Ex dipendente della società PricewaterhouseCoopers (Pwc), insieme al collega Antoine Delcour e ad un giornalista di France24, aveva lasciato trapelare dati riservati fiscali della società. In questo scenario si è inserita anche la Corte EDU che, lo scorso 14 febbraio si è pronunciata a favore dei divulgatori di informazioni fiscali segrete.
Nel corso degli anni il processo penale ha continuato a fare il suo corso, sfociando nella condanna in appello di Halet. Ne seguì il ricorso nel 2018 dello stesso alla Corte EDU, lamentando la violazione dell’art.10 CEDU riguardante la libertà di espressione.

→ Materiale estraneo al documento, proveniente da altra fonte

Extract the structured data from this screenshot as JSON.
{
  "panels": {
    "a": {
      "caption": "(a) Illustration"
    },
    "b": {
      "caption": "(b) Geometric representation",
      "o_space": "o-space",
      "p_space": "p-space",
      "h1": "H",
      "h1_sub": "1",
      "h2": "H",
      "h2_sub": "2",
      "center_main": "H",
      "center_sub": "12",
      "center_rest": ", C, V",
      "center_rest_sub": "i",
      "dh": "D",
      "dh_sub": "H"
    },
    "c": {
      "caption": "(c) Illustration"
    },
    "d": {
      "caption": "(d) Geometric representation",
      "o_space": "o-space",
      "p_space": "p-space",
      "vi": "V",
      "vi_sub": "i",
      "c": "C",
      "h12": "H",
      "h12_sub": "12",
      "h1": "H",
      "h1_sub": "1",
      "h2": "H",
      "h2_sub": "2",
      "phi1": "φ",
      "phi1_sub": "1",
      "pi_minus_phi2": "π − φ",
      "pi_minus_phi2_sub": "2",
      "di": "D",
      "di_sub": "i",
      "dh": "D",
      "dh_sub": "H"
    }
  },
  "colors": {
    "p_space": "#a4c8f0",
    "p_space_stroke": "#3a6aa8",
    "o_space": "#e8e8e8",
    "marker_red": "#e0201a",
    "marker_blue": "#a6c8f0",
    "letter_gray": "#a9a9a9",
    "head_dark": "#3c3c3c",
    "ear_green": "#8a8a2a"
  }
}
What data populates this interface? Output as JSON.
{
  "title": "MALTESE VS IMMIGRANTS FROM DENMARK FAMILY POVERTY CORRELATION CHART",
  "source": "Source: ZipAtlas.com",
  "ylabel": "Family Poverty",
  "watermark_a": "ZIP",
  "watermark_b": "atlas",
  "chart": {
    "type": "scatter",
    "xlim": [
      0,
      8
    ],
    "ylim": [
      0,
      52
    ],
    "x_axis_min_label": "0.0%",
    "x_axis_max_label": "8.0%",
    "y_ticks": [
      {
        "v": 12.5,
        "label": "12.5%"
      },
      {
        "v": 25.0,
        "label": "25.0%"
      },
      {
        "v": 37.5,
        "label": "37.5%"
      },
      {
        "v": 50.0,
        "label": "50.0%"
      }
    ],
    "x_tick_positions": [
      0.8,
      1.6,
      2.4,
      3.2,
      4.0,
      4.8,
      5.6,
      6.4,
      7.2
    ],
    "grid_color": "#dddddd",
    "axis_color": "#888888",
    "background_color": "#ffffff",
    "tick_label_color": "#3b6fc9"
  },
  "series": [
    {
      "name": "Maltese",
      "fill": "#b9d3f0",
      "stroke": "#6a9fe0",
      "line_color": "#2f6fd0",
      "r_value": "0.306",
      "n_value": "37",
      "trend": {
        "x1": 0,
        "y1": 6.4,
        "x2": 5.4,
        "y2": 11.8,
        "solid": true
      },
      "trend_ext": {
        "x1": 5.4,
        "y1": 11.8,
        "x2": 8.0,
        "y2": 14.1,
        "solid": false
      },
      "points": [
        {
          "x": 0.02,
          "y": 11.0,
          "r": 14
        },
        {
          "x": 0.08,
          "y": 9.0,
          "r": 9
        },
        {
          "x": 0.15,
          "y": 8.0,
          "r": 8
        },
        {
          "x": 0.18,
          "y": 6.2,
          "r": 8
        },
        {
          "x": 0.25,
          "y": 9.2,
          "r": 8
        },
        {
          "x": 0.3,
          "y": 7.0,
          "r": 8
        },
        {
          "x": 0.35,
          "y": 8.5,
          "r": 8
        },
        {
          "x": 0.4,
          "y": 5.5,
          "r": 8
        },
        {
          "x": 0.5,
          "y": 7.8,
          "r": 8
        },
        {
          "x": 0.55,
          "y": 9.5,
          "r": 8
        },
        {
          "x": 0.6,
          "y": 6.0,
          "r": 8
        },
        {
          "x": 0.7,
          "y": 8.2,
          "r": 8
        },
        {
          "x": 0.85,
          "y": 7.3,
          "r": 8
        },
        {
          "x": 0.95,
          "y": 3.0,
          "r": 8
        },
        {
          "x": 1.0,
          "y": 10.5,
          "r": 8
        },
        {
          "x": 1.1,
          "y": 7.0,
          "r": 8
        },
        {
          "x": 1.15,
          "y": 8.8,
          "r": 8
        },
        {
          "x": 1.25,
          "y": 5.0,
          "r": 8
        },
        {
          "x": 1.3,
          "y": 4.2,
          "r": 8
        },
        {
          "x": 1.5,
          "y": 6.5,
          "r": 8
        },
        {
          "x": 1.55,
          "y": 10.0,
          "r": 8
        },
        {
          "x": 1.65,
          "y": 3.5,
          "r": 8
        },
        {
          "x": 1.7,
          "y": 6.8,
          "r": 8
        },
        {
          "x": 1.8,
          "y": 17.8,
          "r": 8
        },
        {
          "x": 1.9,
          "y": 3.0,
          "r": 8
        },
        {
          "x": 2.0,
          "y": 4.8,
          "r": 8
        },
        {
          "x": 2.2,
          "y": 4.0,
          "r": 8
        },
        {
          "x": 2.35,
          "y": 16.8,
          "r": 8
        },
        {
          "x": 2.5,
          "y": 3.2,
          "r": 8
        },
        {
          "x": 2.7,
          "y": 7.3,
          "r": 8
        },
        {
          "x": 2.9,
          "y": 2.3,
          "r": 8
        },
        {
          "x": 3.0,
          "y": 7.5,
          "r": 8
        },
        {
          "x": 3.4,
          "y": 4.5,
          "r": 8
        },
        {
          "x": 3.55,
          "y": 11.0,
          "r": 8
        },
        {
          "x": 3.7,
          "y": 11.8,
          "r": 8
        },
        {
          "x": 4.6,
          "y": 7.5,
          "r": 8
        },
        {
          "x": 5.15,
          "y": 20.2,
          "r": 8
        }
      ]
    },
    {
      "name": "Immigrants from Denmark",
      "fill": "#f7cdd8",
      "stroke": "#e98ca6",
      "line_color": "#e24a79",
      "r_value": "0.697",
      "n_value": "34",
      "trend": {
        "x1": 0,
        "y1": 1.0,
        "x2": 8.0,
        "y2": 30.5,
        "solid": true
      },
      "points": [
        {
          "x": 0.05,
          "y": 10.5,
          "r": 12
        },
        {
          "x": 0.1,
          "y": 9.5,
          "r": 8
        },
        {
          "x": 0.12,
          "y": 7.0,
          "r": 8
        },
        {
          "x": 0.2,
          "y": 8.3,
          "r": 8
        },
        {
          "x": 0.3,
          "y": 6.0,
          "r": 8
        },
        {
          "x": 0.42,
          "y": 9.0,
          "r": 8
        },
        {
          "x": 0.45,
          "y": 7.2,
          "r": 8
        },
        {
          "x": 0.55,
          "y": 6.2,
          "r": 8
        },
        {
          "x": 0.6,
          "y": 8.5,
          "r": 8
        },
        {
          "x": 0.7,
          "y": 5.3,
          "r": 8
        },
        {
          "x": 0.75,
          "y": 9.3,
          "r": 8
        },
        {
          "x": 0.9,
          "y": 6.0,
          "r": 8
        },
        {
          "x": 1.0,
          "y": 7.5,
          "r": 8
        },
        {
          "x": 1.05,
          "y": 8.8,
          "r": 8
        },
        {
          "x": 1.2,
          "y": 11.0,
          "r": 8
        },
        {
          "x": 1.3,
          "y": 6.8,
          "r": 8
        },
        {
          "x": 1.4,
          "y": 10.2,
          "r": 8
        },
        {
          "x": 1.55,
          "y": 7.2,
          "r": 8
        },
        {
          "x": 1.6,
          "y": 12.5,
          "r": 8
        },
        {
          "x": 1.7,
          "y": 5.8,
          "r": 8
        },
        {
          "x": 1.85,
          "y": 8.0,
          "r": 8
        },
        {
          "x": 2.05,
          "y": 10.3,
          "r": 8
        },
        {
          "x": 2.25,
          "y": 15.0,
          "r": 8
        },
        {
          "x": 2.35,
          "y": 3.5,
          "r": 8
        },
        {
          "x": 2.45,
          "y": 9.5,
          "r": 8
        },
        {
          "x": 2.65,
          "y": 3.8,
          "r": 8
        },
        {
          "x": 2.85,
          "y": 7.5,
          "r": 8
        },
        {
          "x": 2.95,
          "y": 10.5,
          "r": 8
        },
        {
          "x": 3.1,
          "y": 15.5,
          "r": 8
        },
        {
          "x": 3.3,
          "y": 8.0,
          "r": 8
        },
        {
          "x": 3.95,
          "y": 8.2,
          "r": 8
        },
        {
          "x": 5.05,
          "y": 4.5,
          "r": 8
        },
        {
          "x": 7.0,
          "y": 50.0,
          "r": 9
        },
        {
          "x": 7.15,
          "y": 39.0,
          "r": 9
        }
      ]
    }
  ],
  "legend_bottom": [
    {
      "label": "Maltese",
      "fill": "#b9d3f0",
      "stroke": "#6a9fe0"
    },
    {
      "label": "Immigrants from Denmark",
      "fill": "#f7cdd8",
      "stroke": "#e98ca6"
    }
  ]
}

Nel 2021 anche la Corte Europea sui diritti dell’uomo si era però espressa in senso negativo, non ravvisando alcuna violazione. Ma Halet non si arrese, presentando ricorso alla Grande Camera del Consiglio d’Europa. E qui è arrivata la svolta: la condanna di Halet viola l’art 10 CEDU e ha diritto ad un risarcimento di 15mila euro, oltre a 40mila euro di pagamento delle spese processuali.
La sentenza della Corte EDU fa leva sulla buona fede gli informatori
Nelle motivazioni rese dalla Corte EDU si può notare un allineamento con quanto stabilito già nel 2019 dal Consiglio dell’UE. La direttiva UE 2019/1937 aveva lo scopo di proteggere i whistleblowers, introducendo misure sulla prevenzione e il contrasto della corruzione all’interno dell’Unione europea, e predisponendo standard minimi di protezione degli informatori.
Su questa linea la Corte ha così ritenuto che divulgare informazioni fiscali segrete rientra nella libertà di espressione, facendo leva sulla buona fede dell’informatore, che avrebbe agito non a scopo di lucro contro l’ex datore di lavoro.
Rifacendosi poi alla precedente e simile sentenza Guya contro la Moldavia ha anche posto l’attenzione sulla possibilità di divulgare tali informazioni anche a mezzo media e a patto che i documenti resi pubblici siano caratterizzati da autenticità.
Da ultimo la Corte ha ritenuto la pena troppo severa e sproporzionata, lesiva quindi della tutela alla libertà d’espressione.